Kollyva

A Delicious Place is a placemaking activity composed of a series of actions that were hosted at the Pame Kaimakli 2020 festival in Nicosia. The festival’s main theme revolved around the topic of food as a socio-cultural, artistic and placemaking activity. Overall the festival*, initiated two, two-month long workshops, three theatrical performances, two film screenings, two ethnographic audiovisual projects, a series of open-air dinners, neighborhood walks and a pop up short documentary festival around the role of food in the placemaking process.

Three video documentaries were produced as part of the A Delicious place’s Festival actions documenting community stories in relation to the topic of food.

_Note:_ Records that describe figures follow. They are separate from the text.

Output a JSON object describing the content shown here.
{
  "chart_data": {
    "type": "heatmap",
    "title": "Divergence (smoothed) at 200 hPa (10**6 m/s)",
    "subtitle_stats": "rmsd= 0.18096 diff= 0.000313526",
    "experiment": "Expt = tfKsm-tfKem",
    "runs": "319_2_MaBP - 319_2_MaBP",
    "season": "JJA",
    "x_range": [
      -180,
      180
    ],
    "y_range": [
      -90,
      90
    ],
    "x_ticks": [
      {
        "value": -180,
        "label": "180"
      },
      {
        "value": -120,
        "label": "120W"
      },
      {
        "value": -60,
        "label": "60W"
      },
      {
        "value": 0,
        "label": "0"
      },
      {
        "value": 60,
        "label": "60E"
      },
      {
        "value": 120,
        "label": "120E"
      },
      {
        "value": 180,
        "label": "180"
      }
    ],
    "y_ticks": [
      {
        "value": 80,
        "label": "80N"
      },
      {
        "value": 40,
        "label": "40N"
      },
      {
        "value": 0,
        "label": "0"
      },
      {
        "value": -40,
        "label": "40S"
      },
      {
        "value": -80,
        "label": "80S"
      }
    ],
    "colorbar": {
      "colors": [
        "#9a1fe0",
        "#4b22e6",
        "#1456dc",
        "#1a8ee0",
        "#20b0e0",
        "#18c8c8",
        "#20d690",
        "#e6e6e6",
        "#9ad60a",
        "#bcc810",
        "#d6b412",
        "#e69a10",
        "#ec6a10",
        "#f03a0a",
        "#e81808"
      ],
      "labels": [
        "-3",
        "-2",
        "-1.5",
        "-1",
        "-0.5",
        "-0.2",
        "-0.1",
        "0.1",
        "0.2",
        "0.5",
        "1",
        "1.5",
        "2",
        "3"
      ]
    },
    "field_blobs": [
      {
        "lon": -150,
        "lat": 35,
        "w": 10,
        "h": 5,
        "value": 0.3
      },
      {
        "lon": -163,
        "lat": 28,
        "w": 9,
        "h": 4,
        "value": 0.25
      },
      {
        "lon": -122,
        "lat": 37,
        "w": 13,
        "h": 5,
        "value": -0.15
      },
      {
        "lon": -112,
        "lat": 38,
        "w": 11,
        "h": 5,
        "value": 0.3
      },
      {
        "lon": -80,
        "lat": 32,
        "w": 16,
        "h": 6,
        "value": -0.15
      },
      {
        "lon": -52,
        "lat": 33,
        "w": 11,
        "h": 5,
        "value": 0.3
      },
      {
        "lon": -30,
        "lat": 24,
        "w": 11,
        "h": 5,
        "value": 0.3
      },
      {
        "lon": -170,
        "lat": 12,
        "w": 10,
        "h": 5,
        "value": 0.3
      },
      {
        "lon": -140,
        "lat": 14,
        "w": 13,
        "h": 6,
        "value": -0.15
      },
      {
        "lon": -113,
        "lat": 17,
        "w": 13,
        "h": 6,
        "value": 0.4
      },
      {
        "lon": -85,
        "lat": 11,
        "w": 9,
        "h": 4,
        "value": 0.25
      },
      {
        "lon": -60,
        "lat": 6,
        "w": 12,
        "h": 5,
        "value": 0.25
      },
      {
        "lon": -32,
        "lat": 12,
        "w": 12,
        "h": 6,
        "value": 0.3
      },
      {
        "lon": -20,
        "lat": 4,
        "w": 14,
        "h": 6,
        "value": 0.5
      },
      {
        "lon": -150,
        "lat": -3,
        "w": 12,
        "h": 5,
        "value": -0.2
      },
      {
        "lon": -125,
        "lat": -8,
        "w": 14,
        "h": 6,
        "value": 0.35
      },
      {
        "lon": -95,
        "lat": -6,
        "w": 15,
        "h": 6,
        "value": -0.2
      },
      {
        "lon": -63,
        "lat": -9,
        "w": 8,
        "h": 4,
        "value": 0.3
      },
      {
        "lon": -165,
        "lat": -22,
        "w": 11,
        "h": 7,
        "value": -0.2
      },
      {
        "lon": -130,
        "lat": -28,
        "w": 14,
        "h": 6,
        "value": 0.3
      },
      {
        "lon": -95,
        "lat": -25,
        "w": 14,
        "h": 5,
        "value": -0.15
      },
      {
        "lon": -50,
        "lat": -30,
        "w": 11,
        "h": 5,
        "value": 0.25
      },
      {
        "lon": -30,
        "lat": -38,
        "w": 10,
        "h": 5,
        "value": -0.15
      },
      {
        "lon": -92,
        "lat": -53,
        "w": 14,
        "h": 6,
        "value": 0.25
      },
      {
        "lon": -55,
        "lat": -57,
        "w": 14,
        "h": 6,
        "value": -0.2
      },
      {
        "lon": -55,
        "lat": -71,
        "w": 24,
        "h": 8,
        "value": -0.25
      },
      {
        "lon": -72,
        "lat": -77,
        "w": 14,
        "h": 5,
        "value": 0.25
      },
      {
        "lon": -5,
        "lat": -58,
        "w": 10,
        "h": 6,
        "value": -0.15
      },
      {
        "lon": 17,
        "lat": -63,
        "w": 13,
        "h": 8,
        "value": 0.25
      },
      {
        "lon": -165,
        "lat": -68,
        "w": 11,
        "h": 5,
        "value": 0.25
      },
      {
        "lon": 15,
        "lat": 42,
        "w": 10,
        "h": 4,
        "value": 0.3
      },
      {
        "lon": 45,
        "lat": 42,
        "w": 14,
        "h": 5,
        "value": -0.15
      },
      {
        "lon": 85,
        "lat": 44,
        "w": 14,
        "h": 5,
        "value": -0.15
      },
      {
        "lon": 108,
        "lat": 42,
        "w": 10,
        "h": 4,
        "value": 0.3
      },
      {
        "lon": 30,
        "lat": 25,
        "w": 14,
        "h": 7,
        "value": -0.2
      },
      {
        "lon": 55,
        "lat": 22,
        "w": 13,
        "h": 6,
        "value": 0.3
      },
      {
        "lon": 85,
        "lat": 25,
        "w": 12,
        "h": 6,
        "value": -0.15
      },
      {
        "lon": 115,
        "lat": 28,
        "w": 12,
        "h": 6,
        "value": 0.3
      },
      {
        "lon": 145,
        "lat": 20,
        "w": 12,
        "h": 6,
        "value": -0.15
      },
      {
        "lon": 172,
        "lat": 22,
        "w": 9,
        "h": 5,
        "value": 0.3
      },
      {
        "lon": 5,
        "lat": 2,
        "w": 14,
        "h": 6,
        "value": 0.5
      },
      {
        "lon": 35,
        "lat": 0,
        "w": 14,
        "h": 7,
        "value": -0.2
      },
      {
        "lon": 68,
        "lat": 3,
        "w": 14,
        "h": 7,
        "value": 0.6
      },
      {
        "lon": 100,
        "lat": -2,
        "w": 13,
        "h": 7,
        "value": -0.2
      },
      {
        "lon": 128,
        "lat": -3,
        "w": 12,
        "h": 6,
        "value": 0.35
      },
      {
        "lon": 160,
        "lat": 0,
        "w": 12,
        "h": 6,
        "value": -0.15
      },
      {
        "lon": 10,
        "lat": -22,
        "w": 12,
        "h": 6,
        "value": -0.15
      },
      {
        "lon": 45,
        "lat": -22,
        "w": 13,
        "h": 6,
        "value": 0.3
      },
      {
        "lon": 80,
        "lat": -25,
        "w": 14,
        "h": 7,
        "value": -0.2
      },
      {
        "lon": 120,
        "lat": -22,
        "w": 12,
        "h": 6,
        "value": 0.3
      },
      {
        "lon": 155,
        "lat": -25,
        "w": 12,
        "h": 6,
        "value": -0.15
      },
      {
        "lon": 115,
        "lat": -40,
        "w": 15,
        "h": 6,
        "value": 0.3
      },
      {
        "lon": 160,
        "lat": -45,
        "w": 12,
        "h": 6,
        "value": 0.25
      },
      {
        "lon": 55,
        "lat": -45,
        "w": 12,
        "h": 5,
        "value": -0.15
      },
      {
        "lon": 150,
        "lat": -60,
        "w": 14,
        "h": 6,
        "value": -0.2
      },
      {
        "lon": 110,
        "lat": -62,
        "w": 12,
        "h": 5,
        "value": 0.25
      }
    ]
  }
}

One of the video documentaries, records the making of the local Cypriot dish kollyva and projects this story in parallel with a comical performance written by award winning writer Costas Mannouris and performed by the well known actress Popi Avraam. 

Kollyva is a dish made liturgically in the Eastern Orthodox Church and offered in the memory of the dead. There are different versions of the kollyva recipe but the principal ingredients is boiled wheat kernels, sesame seeds, almonds, ground walnuts, cinnamon, sugar, pomegranate seeds, raisins, and anise. The kollyva are offered in honour of the deceased after Sunday’s mass amongst those attending, and also distributed to relatives or friends of the deceased. 

In the Kaimakli neighborhood we met Mrs. Sofia who is the kollyva maker for the neighborhood church where we could discuss more about this tradition and record the making of the dish. 

The macabre topic of kollyva is also the main source of inspiration  for local writer Costas Manouris to write his play Mpoukia kai Sygxorio which was performed in the Pame Kaimakli festival. The play  follows the life of Aleka Kanta, a kolyva boutique owner who attempts to redefine the sacred tradition. 

This brilliant performance presents a humorous take on Cyprus’ local food and culture, using the tradition of kollyva as a departing point for talking about lots of cultural taboos!